Mr Murphy said that threats by the very wealthy to leave the country to avoid taxes they did not like never materialised.

Corporation tax should be set 10 per cent higher for banks, meaning that they would pay a 30 per cent rate, he added. “The licence we give them to run a bank literally lets them print money and yet we have not asked for an exceptional rate of tax as a result.” Big businesses should be 25 per cent, he said.

The rest is, I am afraid behind the paywall.

But let me be clear why I say this, because that's what is important and did not get noted, although in a 90 minute interview it was explained.

First, there is a pressing need to reduce inequality in the UK. The IMF and OECD agree: this is a massive issue for our times. We have to ensure that the barriers that the current distribution of income and wealth create are reduced if all are to have opportunity in this country. And we also have to break these barriers down because so much wealth is held by a few and they tend not to invest for productive purposes and nor do they take risk: their choices are defensive to preserve their position and the result is that the UK's entrepreneurial economy is losing out badly as a result for lack of capital. Only by redistribution can the spirit of enterprise, backed by sufficient capital, be really set free in the UK.

As for companies: note I said large companies and I referred also to banks. I have suggested that George Osborne is going to give a £27.8 billion tax break to big business over the next five years. I cannot see that paying any return to the UK at all. UK big business does not need tax breaks to invest: it is already sitting on piles of cash and has access to very cheap money, but has for more than a decade in net terms hardly borrowed at all. The real problem of the UK large corporate sector is it won't invest or can't think of anything to invest in. In that case it needs to pay tax to make sure that investment can be funded in other ways.

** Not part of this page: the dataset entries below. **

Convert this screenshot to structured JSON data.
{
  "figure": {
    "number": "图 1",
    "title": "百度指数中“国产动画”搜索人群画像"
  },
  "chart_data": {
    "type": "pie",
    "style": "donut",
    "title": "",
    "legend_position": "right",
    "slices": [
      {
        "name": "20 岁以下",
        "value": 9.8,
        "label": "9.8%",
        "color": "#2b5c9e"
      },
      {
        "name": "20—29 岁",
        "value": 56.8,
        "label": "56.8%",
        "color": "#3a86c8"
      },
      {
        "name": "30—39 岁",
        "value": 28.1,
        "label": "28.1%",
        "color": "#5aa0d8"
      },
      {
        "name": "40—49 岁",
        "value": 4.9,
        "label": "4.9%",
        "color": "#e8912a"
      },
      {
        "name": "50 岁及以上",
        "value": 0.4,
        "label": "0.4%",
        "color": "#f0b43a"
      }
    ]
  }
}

And as for banks there are good reasons why they should pay more in tax, and George Osborne is recognising this, so it is hardly radical to say so. First it is because they get massive state subsidies e.g. in the form of deposit guarantees for those who save with them. Second, it is because we quite literally give them a licence to print money from which they make large fortunes. And third, it is to recoup the gains the made from conventional QE whilst a financial transaction tax is all about making sure we reduce risk in the City. We just about afforded one bail out: we do not want to go there again.

So this plan is not about hitting the rich: that's a silly and inaccurate headline. This is a plan to reduce risk, to balance tax contributions, to release funds for investment, to ensure that all get access to opportunity and to encourage the desire of the UK business sector to innovate and to create real wealth. I think 99% of the people in the country will get that.